Kütahya (Latince: Cotyaeum), Ege Bölgesi’nde yer alan 279.367 nüfuslu (2019 tahmini)[1] Kütahya ilinin merkezi şehirdir. Kütahya bölgesi, kuzey ve batıdaki yüksek dağ sırtlarında doruğa ulaşan tarım arazileri ile geniş bir yamaç alanına sahiptir. Kentin Yunanca adı Kotyaion, Roma dönemindeki adı ise Cotyaeum’dur.
Daha fazla göster
Eski kaynaklara, sikke ve yazıtlara göre Kütahya’nın antik dönemdeki adı “Kotiaeion” (Cotiaeion)’dur[3]. Ünlü Antik Çağ coğrafyacısı Strabon bu adın, “Kotys’in Kenti” anlamına geldiğini belirtmektedir. Kotys, Trakya’da yaşayan Odrisler’den olup, Romalılar’ın MS 38’de Anadolu’ya gönderdiği bir komutanın adıdır. Kütahya Arkeoloji Müzesi’nde bulunan bir sikkede bu ad “Koti” olarak geçmektedir. Kütahya adı, eskisine benzetilerek Türkler tarafından verilmiştir[4]. Şehrin nüfusu 2013 yılına göre 249.558’dir.1927’de 17.000 olan nüfusu, 1990’da 131.000’e, 2000’de 167.000’e, 2008’de 213.000’e 2010’da 235.000’e çıkmış, 2014’te 228.000’e gerilemiştir. Kent’in günümüzdeki belli başlı görülmesi gerekli yerleri Kütahya Kalesi, Cumhuriyet Caddesi (Yeni adı Sevgi Yolu) kentin merkezinde bulunan simgesi haline gelmiş çiniden yapılmış olan Vazo ve tarihi Germiyan Sokağı, Saat Kulesi, Zafertepe Anıtı, Tarihi Hükûmet Konağı (şu an Adliye olarak kullanılmaktadır), Frig Vadileridir.
Kütahya Tarihçesi
Kuruluş tarihi kesin olarak tespit edilememekle beraber, tarihi MÖ 3000 yıllarına uzanmaktadır. Eski kaynaklara göre, Kütahya’nın antik çağlardaki adı Kotiaeon, Cotiaeum ve Koti şeklinde geçmektedir. İl topraklarına yerleşen en eski halk Friglerdir. MÖ 1200’lerde Anadolu’ya gelen Frigler, Hitit İmparatorluğunun topraklarına girdiler ve bir devlet olarak örgütlendiler. MÖ 676’da Kimmerler, Frigya Kralı III. Midas’ı bozguna uğratarak Kütahya ve çevresine egemen oldular.
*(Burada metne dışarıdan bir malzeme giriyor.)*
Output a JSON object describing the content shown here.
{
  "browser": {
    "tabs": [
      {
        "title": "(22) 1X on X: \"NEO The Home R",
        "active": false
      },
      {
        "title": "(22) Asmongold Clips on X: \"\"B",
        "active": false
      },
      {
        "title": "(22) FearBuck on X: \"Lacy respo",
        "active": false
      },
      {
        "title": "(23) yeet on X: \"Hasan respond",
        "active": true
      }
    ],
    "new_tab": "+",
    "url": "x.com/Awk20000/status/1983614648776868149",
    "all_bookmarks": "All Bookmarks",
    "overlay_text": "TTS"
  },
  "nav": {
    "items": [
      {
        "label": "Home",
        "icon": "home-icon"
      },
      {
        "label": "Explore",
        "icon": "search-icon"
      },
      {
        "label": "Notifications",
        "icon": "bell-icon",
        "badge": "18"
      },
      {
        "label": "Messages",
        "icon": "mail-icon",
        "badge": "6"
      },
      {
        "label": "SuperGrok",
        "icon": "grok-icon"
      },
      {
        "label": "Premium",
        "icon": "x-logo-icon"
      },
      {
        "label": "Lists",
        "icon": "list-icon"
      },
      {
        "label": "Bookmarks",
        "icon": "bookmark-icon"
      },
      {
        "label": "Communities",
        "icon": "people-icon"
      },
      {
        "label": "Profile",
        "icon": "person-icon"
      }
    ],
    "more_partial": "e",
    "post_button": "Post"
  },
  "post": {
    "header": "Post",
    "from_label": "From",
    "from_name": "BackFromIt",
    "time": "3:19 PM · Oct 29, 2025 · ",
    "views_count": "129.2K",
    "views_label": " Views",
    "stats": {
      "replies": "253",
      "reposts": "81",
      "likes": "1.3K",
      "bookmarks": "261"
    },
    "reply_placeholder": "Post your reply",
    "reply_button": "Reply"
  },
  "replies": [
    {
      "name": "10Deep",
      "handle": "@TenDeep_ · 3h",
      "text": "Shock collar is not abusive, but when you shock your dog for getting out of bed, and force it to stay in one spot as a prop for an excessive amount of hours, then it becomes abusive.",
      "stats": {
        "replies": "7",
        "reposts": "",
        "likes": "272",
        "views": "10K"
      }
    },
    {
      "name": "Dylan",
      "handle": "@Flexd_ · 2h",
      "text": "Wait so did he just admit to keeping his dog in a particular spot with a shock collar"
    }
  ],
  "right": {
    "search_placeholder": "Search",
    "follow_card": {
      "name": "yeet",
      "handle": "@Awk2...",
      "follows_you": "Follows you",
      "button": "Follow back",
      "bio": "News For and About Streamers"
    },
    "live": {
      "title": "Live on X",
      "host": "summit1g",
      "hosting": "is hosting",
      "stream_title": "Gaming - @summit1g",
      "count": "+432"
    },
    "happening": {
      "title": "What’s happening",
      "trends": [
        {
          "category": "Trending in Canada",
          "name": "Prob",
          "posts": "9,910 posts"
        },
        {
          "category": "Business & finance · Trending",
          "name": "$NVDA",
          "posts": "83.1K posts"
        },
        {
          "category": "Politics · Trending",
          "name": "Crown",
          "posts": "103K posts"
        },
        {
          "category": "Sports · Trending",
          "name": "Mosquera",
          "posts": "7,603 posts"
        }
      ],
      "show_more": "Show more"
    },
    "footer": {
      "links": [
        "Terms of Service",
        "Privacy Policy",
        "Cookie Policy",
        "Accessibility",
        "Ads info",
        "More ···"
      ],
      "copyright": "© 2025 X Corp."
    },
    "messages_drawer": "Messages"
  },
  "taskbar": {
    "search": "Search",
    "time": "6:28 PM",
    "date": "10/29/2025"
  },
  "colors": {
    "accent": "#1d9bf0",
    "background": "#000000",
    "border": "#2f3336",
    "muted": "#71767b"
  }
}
Alyattes’in Lidya Kralı olduğu dönemde Kimmer egemenliği yerini Lidya yönetimi aldı. MÖ 546’da Persler Lidya Ordusunu yenilgiye uğratarak Anadolu’yu istila etti. MÖ 334’te Biga Çayı yakınlarında Persleri yenilgiye uğratan İskender yörede üstünlük kurdu. Büyük İskender’in MÖ 323’te ölümü ile Kütahya ve yöresi komutanlarından Antigonos’a geçti. MÖ 133’te Roma yönetimine girdi. Piskoposluk merkezi haline getirildi.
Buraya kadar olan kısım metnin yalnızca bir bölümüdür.